At last she started from her reverie.

"Mary!" she called out to the scullery, "here's Matt's letter! Read it and take it to Grandma when you've finished with it" adding presently in an absent voice, "then bring it back to me." Immediately she returned to her sweet meditation, considering that in the afternoon she would send the precious missive to Agnes Moir. Mary should take it down, together with a jar of homemade jam and a cake. Agnes might have had a letter herself, although that, Mrs. Brodie complacently reflected, was doubtful; but at any rate she would be overjoyed to hear, in any manner, of the heroic tidings of his journey and the splendid news of his arrival. To send down the letter at once was also, Mamma was well aware, the correct thing to do, and the added libations of cake and jam would embellish the titbit delightfully for Agnes, a good, worthy girl of whom she consistently approved.

When Mary returned, Mamma demanded, "What did Matt's grandma say about his letter?"

"Something about wishing she could have tasted that pineapple," remarked Mary indifferently.

Mamma bridled as she carefully took the sacred letter from her daughter. "The like of that," she said, "and the poor boy nearly drowned and consumed by sharks. You might show a little raaore interest yourself with your brother in such danger. Ye've been trailing about like a dead thing all morning. Now, are ye listening to me? I want you to run over to Agnes with it this afternoon. And you're to take a parcel over to her as well."

"Very well," said Mary. "When am I to be back?"

"Stay and have a chat with Agnes if you like. And if she asks you to wait for tea, I'll allow you to do so. You can come to no harm in the company of a Christian girl like that."
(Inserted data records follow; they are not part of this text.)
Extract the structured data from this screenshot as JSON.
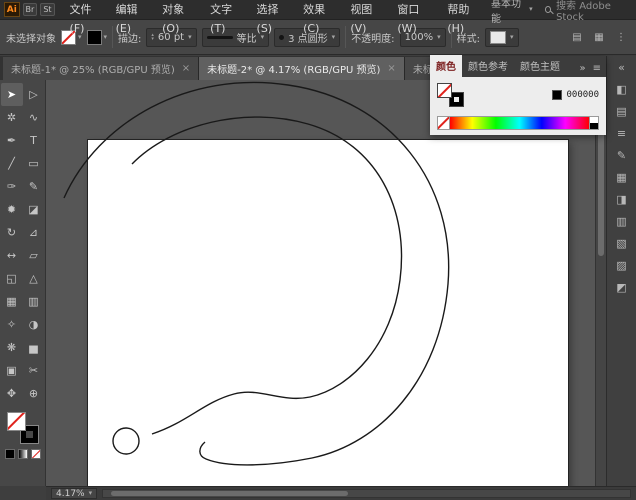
{
  "app": {
    "logo": "Ai",
    "badges": [
      "Br",
      "St"
    ],
    "workspace": "基本功能",
    "search_text": "搜索 Adobe Stock"
  },
  "menubar": {
    "items": [
      "文件(F)",
      "编辑(E)",
      "对象(O)",
      "文字(T)",
      "选择(S)",
      "效果(C)",
      "视图(V)",
      "窗口(W)",
      "帮助(H)"
    ]
  },
  "controls": {
    "selection_status": "未选择对象",
    "stroke_label": "描边:",
    "stroke_value": "60 pt",
    "profile_value": "等比",
    "brush_value": "3 点圆形",
    "opacity_label": "不透明度:",
    "opacity_value": "100%",
    "style_label": "样式:",
    "caret": "▾",
    "stepper_up": "▴",
    "stepper_down": "▾"
  },
  "tabs": {
    "items": [
      {
        "label": "未标题-1* @ 25% (RGB/GPU 预览)",
        "close": "×"
      },
      {
        "label": "未标题-2* @ 4.17% (RGB/GPU 预览)",
        "close": "×"
      },
      {
        "label": "未标...",
        "close": ""
      }
    ]
  },
  "color_panel": {
    "tabs": [
      "颜色",
      "颜色参考",
      "颜色主题"
    ],
    "overflow": "»",
    "menu": "≡",
    "hex": "000000",
    "hex_color": "#000000"
  },
  "tools": {
    "items": [
      {
        "name": "selection",
        "glyph": "➤"
      },
      {
        "name": "direct-selection",
        "glyph": "▷"
      },
      {
        "name": "magic-wand",
        "glyph": "✲"
      },
      {
        "name": "lasso",
        "glyph": "∿"
      },
      {
        "name": "pen",
        "glyph": "✒"
      },
      {
        "name": "type",
        "glyph": "T"
      },
      {
        "name": "line-segment",
        "glyph": "╱"
      },
      {
        "name": "rectangle",
        "glyph": "▭"
      },
      {
        "name": "paintbrush",
        "glyph": "✑"
      },
      {
        "name": "pencil",
        "glyph": "✎"
      },
      {
        "name": "blob-brush",
        "glyph": "✹"
      },
      {
        "name": "eraser",
        "glyph": "◪"
      },
      {
        "name": "rotate",
        "glyph": "↻"
      },
      {
        "name": "scale",
        "glyph": "⊿"
      },
      {
        "name": "width",
        "glyph": "↔"
      },
      {
        "name": "free-transform",
        "glyph": "▱"
      },
      {
        "name": "shape-builder",
        "glyph": "◱"
      },
      {
        "name": "perspective-grid",
        "glyph": "△"
      },
      {
        "name": "mesh",
        "glyph": "▦"
      },
      {
        "name": "gradient",
        "glyph": "▥"
      },
      {
        "name": "eyedropper",
        "glyph": "✧"
      },
      {
        "name": "blend",
        "glyph": "◑"
      },
      {
        "name": "symbol-sprayer",
        "glyph": "❋"
      },
      {
        "name": "column-graph",
        "glyph": "▅"
      },
      {
        "name": "artboard",
        "glyph": "▣"
      },
      {
        "name": "slice",
        "glyph": "✂"
      },
      {
        "name": "hand",
        "glyph": "✥"
      },
      {
        "name": "zoom",
        "glyph": "⊕"
      }
    ]
  },
  "dock": {
    "icons": [
      "«",
      "◧",
      "▤",
      "≡",
      "✎",
      "▦",
      "◨",
      "▥",
      "▧",
      "▨",
      "◩"
    ]
  },
  "canvas": {
    "paths": [
      "M 18 118 C 52 42 142 -10 242 5 C 346 20 410 104 402 204 C 394 300 334 364 266 378 C 226 386 182 388 160 379 C 152 376 152 368 159 362",
      "M 86 84 C 125 44 200 26 262 44 C 332 64 363 130 354 200 C 346 264 305 308 264 317 C 235 323 214 307 188 314 C 158 322 142 342 106 354",
      "M 67 361 A 13 13 0 1 0 93 361 A 13 13 0 1 0 67 361"
    ]
  },
  "statusbar": {
    "zoom": "4.17%",
    "caret": "▾"
  }
}
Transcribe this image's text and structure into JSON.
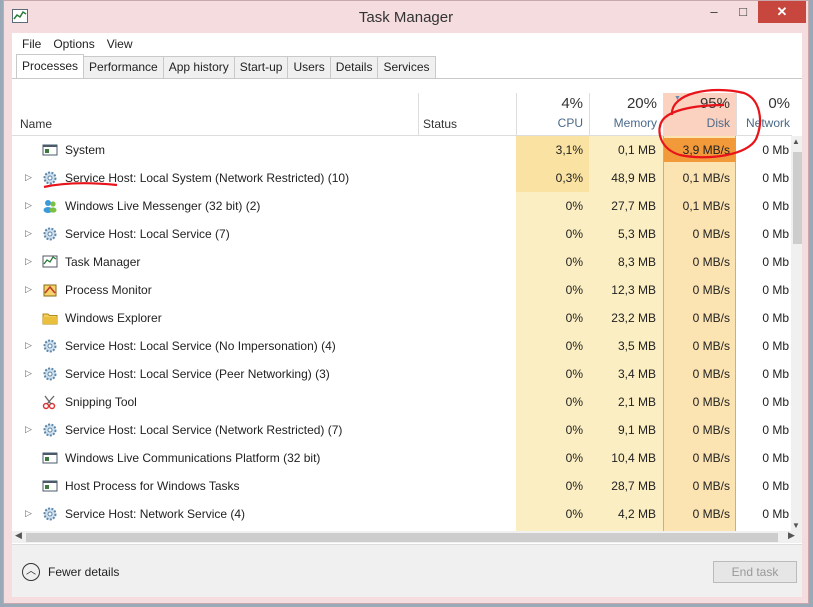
{
  "window": {
    "title": "Task Manager",
    "minimize_glyph": "–",
    "maximize_glyph": "□",
    "close_glyph": "✕"
  },
  "menu": [
    "File",
    "Options",
    "View"
  ],
  "tabs": [
    "Processes",
    "Performance",
    "App history",
    "Start-up",
    "Users",
    "Details",
    "Services"
  ],
  "active_tab": "Processes",
  "columns": {
    "name": "Name",
    "status": "Status",
    "cpu": {
      "pct": "4%",
      "label": "CPU"
    },
    "memory": {
      "pct": "20%",
      "label": "Memory"
    },
    "disk": {
      "pct": "95%",
      "label": "Disk"
    },
    "network": {
      "pct": "0%",
      "label": "Network"
    }
  },
  "processes": [
    {
      "name": "System",
      "expandable": false,
      "icon": "window-icon",
      "cpu": "3,1%",
      "memory": "0,1 MB",
      "disk": "3,9 MB/s",
      "network": "0 Mb"
    },
    {
      "name": "Service Host: Local System (Network Restricted) (10)",
      "expandable": true,
      "icon": "gear-icon",
      "cpu": "0,3%",
      "memory": "48,9 MB",
      "disk": "0,1 MB/s",
      "network": "0 Mb"
    },
    {
      "name": "Windows Live Messenger (32 bit) (2)",
      "expandable": true,
      "icon": "messenger-icon",
      "cpu": "0%",
      "memory": "27,7 MB",
      "disk": "0,1 MB/s",
      "network": "0 Mb"
    },
    {
      "name": "Service Host: Local Service (7)",
      "expandable": true,
      "icon": "gear-icon",
      "cpu": "0%",
      "memory": "5,3 MB",
      "disk": "0 MB/s",
      "network": "0 Mb"
    },
    {
      "name": "Task Manager",
      "expandable": true,
      "icon": "taskmanager-icon",
      "cpu": "0%",
      "memory": "8,3 MB",
      "disk": "0 MB/s",
      "network": "0 Mb"
    },
    {
      "name": "Process Monitor",
      "expandable": true,
      "icon": "process-monitor-icon",
      "cpu": "0%",
      "memory": "12,3 MB",
      "disk": "0 MB/s",
      "network": "0 Mb"
    },
    {
      "name": "Windows Explorer",
      "expandable": false,
      "icon": "folder-icon",
      "cpu": "0%",
      "memory": "23,2 MB",
      "disk": "0 MB/s",
      "network": "0 Mb"
    },
    {
      "name": "Service Host: Local Service (No Impersonation) (4)",
      "expandable": true,
      "icon": "gear-icon",
      "cpu": "0%",
      "memory": "3,5 MB",
      "disk": "0 MB/s",
      "network": "0 Mb"
    },
    {
      "name": "Service Host: Local Service (Peer Networking) (3)",
      "expandable": true,
      "icon": "gear-icon",
      "cpu": "0%",
      "memory": "3,4 MB",
      "disk": "0 MB/s",
      "network": "0 Mb"
    },
    {
      "name": "Snipping Tool",
      "expandable": false,
      "icon": "scissors-icon",
      "cpu": "0%",
      "memory": "2,1 MB",
      "disk": "0 MB/s",
      "network": "0 Mb"
    },
    {
      "name": "Service Host: Local Service (Network Restricted) (7)",
      "expandable": true,
      "icon": "gear-icon",
      "cpu": "0%",
      "memory": "9,1 MB",
      "disk": "0 MB/s",
      "network": "0 Mb"
    },
    {
      "name": "Windows Live Communications Platform (32 bit)",
      "expandable": false,
      "icon": "window-icon",
      "cpu": "0%",
      "memory": "10,4 MB",
      "disk": "0 MB/s",
      "network": "0 Mb"
    },
    {
      "name": "Host Process for Windows Tasks",
      "expandable": false,
      "icon": "window-icon",
      "cpu": "0%",
      "memory": "28,7 MB",
      "disk": "0 MB/s",
      "network": "0 Mb"
    },
    {
      "name": "Service Host: Network Service (4)",
      "expandable": true,
      "icon": "gear-icon",
      "cpu": "0%",
      "memory": "4,2 MB",
      "disk": "0 MB/s",
      "network": "0 Mb"
    }
  ],
  "footer": {
    "fewer_details": "Fewer details",
    "end_task": "End task"
  },
  "colors": {
    "cpu_heat": "#fbeec2",
    "cpu_heat_strong": "#f9e2a2",
    "memory_heat": "#fbeec2",
    "disk_heat": "#fbe3b2",
    "disk_highlight": "#f29a3a",
    "close_button": "#c7473e",
    "annotation": "#e8141a"
  }
}
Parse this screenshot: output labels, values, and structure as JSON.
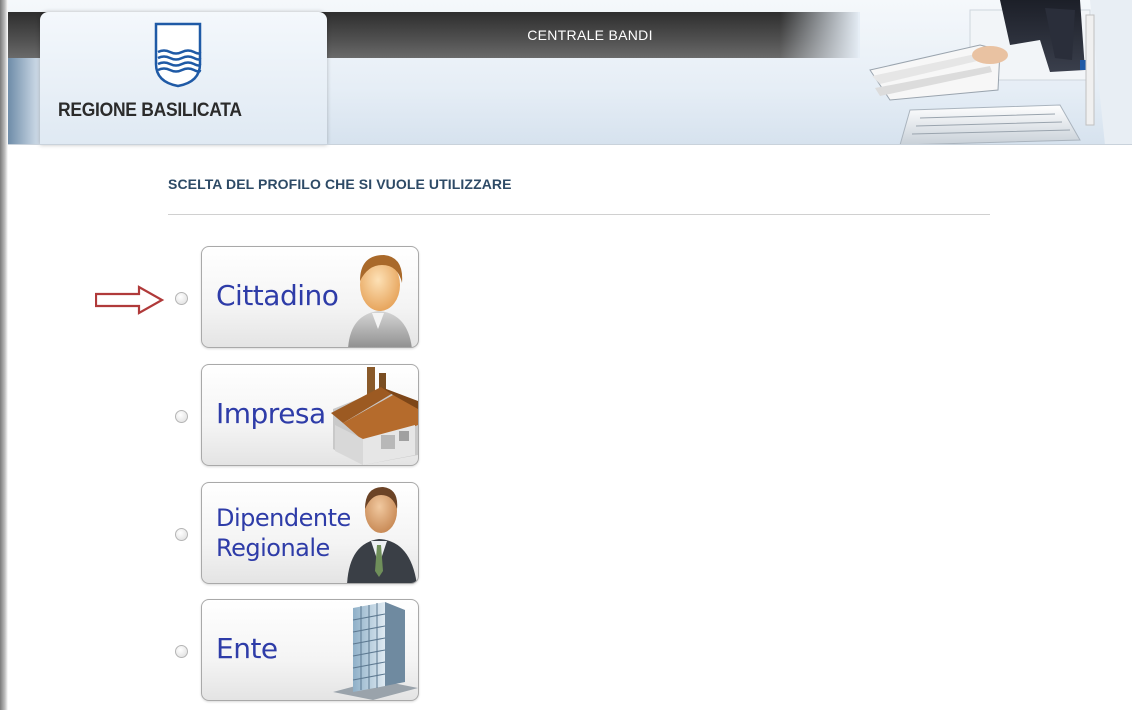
{
  "header": {
    "site_title": "CENTRALE BANDI",
    "region_name": "REGIONE BASILICATA"
  },
  "main": {
    "title": "SCELTA DEL PROFILO CHE SI VUOLE UTILIZZARE",
    "profiles": [
      {
        "label": "Cittadino",
        "icon": "person-icon",
        "selected": false
      },
      {
        "label": "Impresa",
        "icon": "factory-icon",
        "selected": false
      },
      {
        "label_line1": "Dipendente",
        "label_line2": "Regionale",
        "icon": "businessman-icon",
        "selected": false
      },
      {
        "label": "Ente",
        "icon": "building-icon",
        "selected": false
      }
    ]
  },
  "colors": {
    "arrow": "#b03a3a",
    "profile_text": "#2e3ca8",
    "title_text": "#2d4a66"
  }
}
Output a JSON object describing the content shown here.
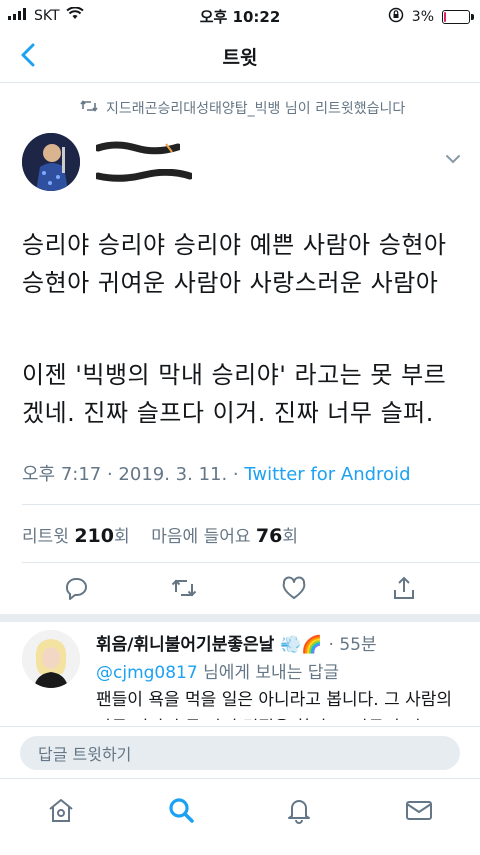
{
  "status_bar": {
    "carrier": "SKT",
    "time": "오후 10:22",
    "battery_percent": "3%",
    "battery_level": 0.03
  },
  "nav": {
    "title": "트윗"
  },
  "tweet": {
    "retweeted_by": "지드래곤승리대성태양탑_빅뱅 님이 리트윗했습니다",
    "text_p1": "승리야 승리야 승리야 예쁜 사람아 승현아 승현아 귀여운 사람아 사랑스러운 사람아",
    "text_p2": "이젠 '빅뱅의 막내 승리야' 라고는 못 부르겠네. 진짜 슬프다 이거. 진짜 너무 슬퍼.",
    "timestamp": "오후 7:17 · 2019. 3. 11. · ",
    "source": "Twitter for Android",
    "retweet_label": "리트윗",
    "retweet_count": "210",
    "retweet_unit": "회",
    "like_label": "마음에 들어요",
    "like_count": "76",
    "like_unit": "회"
  },
  "reply": {
    "name": "휘음/휘니불어기분좋은날 💨🌈",
    "time": "· 55분",
    "reply_to_mention": "@cjmg0817",
    "reply_to_suffix": " 님에게 보내는 답글",
    "body": "팬들이 욕을 먹을 일은 아니라고 봅니다. 그 사람의 다른 면까지 못 봐서 덕질을 한거고, 아무리 이"
  },
  "composer": {
    "placeholder": "답글 트윗하기"
  },
  "colors": {
    "accent": "#1da1f2",
    "muted": "#657786",
    "text": "#14171a"
  },
  "icons": [
    "back-chevron-icon",
    "retweet-icon",
    "caret-down-icon",
    "reply-icon",
    "like-icon",
    "share-icon",
    "home-icon",
    "search-icon",
    "notifications-icon",
    "messages-icon"
  ]
}
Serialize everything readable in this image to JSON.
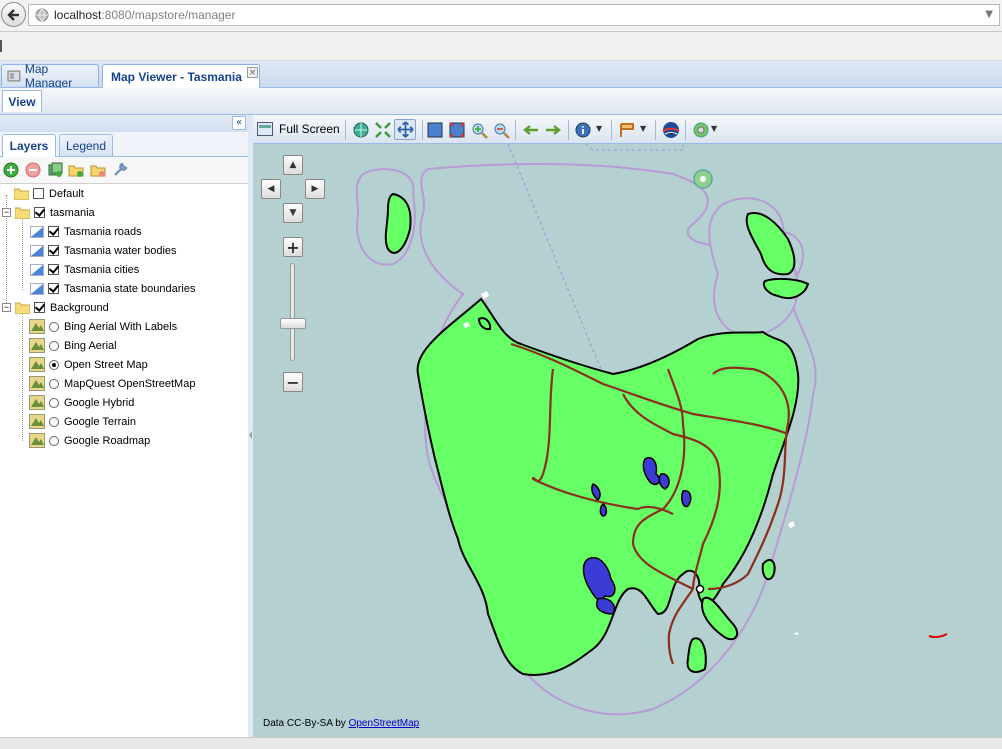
{
  "browser": {
    "url_host": "localhost",
    "url_rest": ":8080/mapstore/manager"
  },
  "app_tabs": [
    {
      "label": "Map Manager"
    },
    {
      "label": "Map Viewer - Tasmania"
    }
  ],
  "view_button": "View",
  "left_panel": {
    "tabs": [
      "Layers",
      "Legend"
    ],
    "tree": {
      "default_group": "Default",
      "tasmania_group": "tasmania",
      "tasmania_layers": [
        "Tasmania roads",
        "Tasmania water bodies",
        "Tasmania cities",
        "Tasmania state boundaries"
      ],
      "background_group": "Background",
      "background_layers": [
        "Bing Aerial With Labels",
        "Bing Aerial",
        "Open Street Map",
        "MapQuest OpenStreetMap",
        "Google Hybrid",
        "Google Terrain",
        "Google Roadmap"
      ],
      "selected_background": "Open Street Map"
    }
  },
  "map_toolbar": {
    "full_screen": "Full Screen"
  },
  "map": {
    "attribution_prefix": "Data CC-By-SA by",
    "attribution_link": "OpenStreetMap",
    "colors": {
      "sea": "#b5d0d0",
      "land": "#66ff66",
      "roads": "#8b2e1e",
      "water": "#3b3bd6",
      "boundary": "#b89ad6"
    }
  }
}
Mary said nothing, but her lifeless manner quickened. A frantic plan, which had hung indefinitely in her mind during the previous sleepless night, began already to take substantial form under this unexpected offering of chance.

She had resolved to go to Darroch. To venture there alone would be for her, at any time, a difficult and hazardous proceeding, fraught with grave possibilities of discovery and disaster. But if she were to undertake such an unheard-of excursion at all, the timely message of Mamma's was clearly her opportunity. She knew that a train left Levenford for Darroch at two o'clock, covering the four miles between the two towns in fifteen minutes, and that the same train made the return journey, leaving Darroch at four o'clock. If, incredibly, she ventured upon the expedition, she saw that she would have more than one hour and a half to accomplish her purpose, and this she deemed to be adequate. The sole question which concerned her was her ability to deliver her message successfully before two o'clock, and, more vitally, whether she could disentangle herself from the embarrassing and effusive hospitality of Agnes in time for her train.

With the object of speed in her mind she worked hard all morning and had finished her household duties before one o'clock when, snatching a few mouthf uls of food, she hurried upstairs to change.

But, as she reached her room at the head of the stairs, a remarkable sensation overtook her. She felt suddenly light, ethereal, and giddy; before her startled eyes the floor of her bedroom moved gently upwards and downwards, with a slow seesawing instability; the walls, too, tottered in upon her like the falling sides of a house of cards; across her vision a parabola of lights danced, followed instantly by darkness. Her legs doubled under her and she sank silently down upon the floor in a faint. For a long time she lay recumbent upon her back, unconscious. Then gradually her prone position restored her feeble circulation, tiny currents of blood seemed to course again under the dead pallor of her skin, and with a sigh she opened her eyes, which fell immediately upon the hands of the clock that indicated the time to be half -past one. Agitatedly she raised herself upon her elbow, and, after several fruitless attempts, at last forced herself to stand upright again. She felt unsteady and languid, but her head was light and clear, and with soft, limp fingers, that felt to her useless for the purpose, she compelled herself to dress hastily. Then hurriedly she went downstairs.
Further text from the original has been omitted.